The shares of the company dropped 20 per cent in July after it announced a new profit warning, the third one in 8 months.
Consequently, it has prompted Asos to ask its suppliers for a 3 per cent discount on clothes and accessories it buys from them, as the company struggles to repair its finances.
The request to accept 3 per cent less price on clothes and accessories will help the company cut costs and improve its falling profitability.
The e-tailer is also looking at mitigating the cost of launching warehouses in the US and Germany, a ‘transformational investment’ for the business.
More on the above, Nick Beighton, Chief Executive, Asos, said “The major overhaul of our infrastructure has been bumpier and has taken a lot longer than we originally anticipated. We acknowledge that this is a failure in execution.”
He said in July that the company expected to make profits of £30 million to £35 million this year as a result, far below analysts’ forecasts of £55 million and the profits of £102 million it reported in 2018.

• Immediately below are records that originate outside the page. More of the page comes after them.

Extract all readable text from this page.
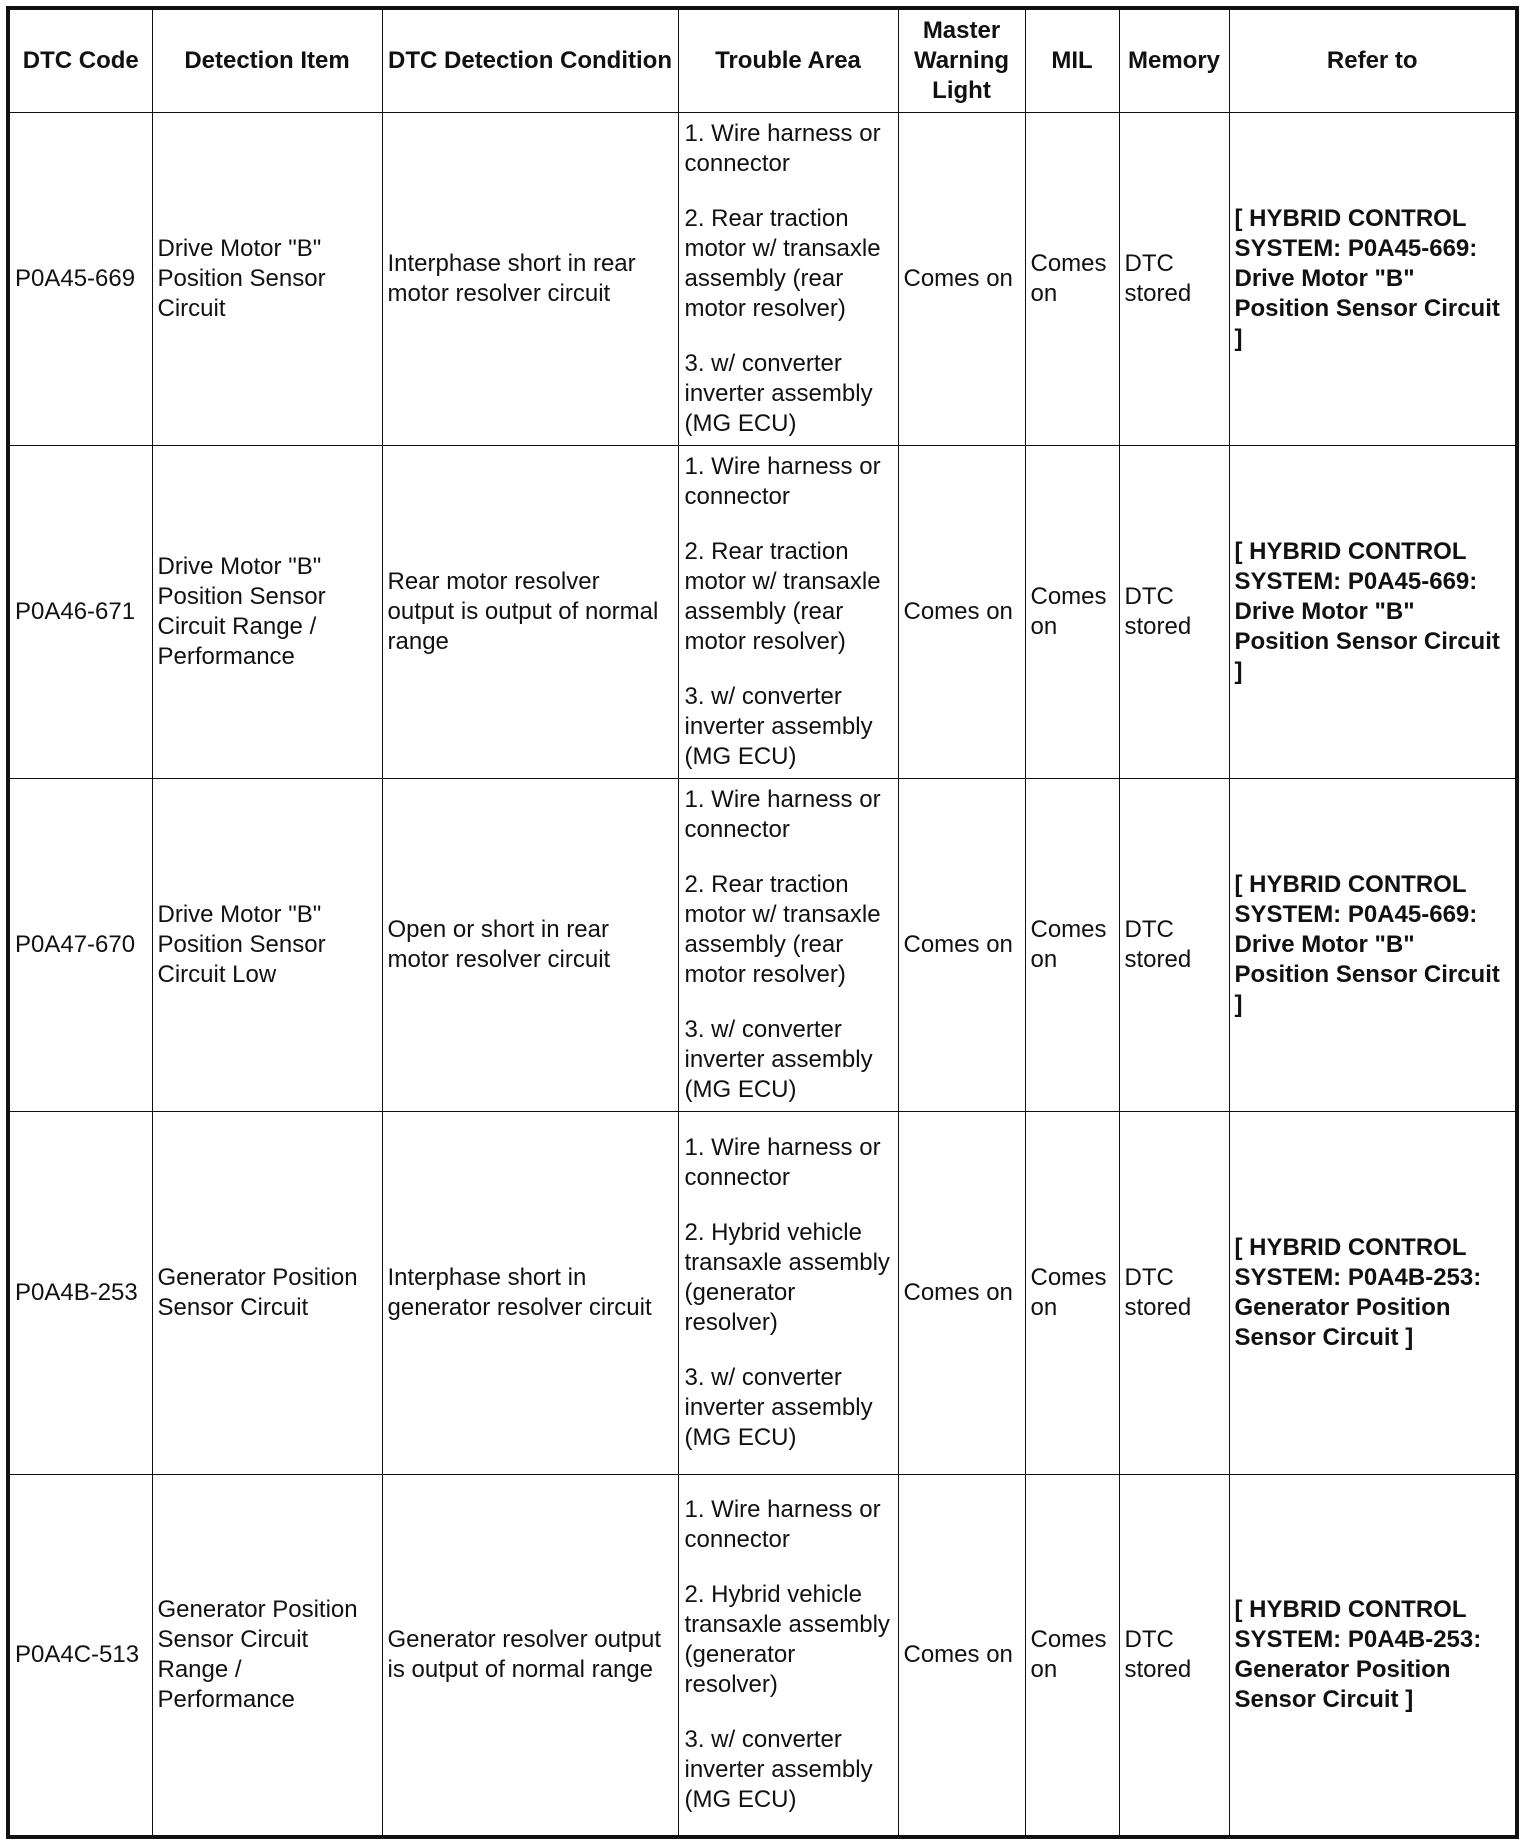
DTC Code	Detection Item	DTC Detection Condition	Trouble Area	Master Warning Light	MIL	Memory	Refer to
P0A45-669	Drive Motor "B" Position Sensor Circuit	Interphase short in rear motor resolver circuit	1. Wire harness or connector
2. Rear traction motor w/ transaxle assembly (rear motor resolver)
3. w/ converter inverter assembly (MG ECU)	Comes on	Comes on	DTC stored	[ HYBRID CONTROL SYSTEM: P0A45-669: Drive Motor "B" Position Sensor Circuit ]
P0A46-671	Drive Motor "B" Position Sensor Circuit Range / Performance	Rear motor resolver output is output of normal range	1. Wire harness or connector
2. Rear traction motor w/ transaxle assembly (rear motor resolver)
3. w/ converter inverter assembly (MG ECU)	Comes on	Comes on	DTC stored	[ HYBRID CONTROL SYSTEM: P0A45-669: Drive Motor "B" Position Sensor Circuit ]
P0A47-670	Drive Motor "B" Position Sensor Circuit Low	Open or short in rear motor resolver circuit	1. Wire harness or connector
2. Rear traction motor w/ transaxle assembly (rear motor resolver)
3. w/ converter inverter assembly (MG ECU)	Comes on	Comes on	DTC stored	[ HYBRID CONTROL SYSTEM: P0A45-669: Drive Motor "B" Position Sensor Circuit ]
P0A4B-253	Generator Position Sensor Circuit	Interphase short in generator resolver circuit	1. Wire harness or connector
2. Hybrid vehicle transaxle assembly (generator resolver)
3. w/ converter inverter assembly (MG ECU)	Comes on	Comes on	DTC stored	[ HYBRID CONTROL SYSTEM: P0A4B-253: Generator Position Sensor Circuit ]
P0A4C-513	Generator Position Sensor Circuit Range / Performance	Generator resolver output is output of normal range	1. Wire harness or connector
2. Hybrid vehicle transaxle assembly (generator resolver)
3. w/ converter inverter assembly (MG ECU)	Comes on	Comes on	DTC stored	[ HYBRID CONTROL SYSTEM: P0A4B-253: Generator Position Sensor Circuit ]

Asos wrote a letter addressed to its suppliers, asking them for their cooperation. “We have recently reviewed the current status of our supplier arrangements, also taking into account the significant investments we have made over the last few years and will continue to make, to lay the foundations for future growth,” the letter said.
The letter also read “We have set our sights on becoming one of the few companies with truly global scale in the market and we are confident that we will achieve this.
Our future growth aspirations not only benefit us but also benefit you, our valued partner. We hope you will understand this necessary change and on behalf of Asos we would like to thank you for your continued support.”
Asos told suppliers that accepting lower prices would ‘fuel joint growth’ for both parties.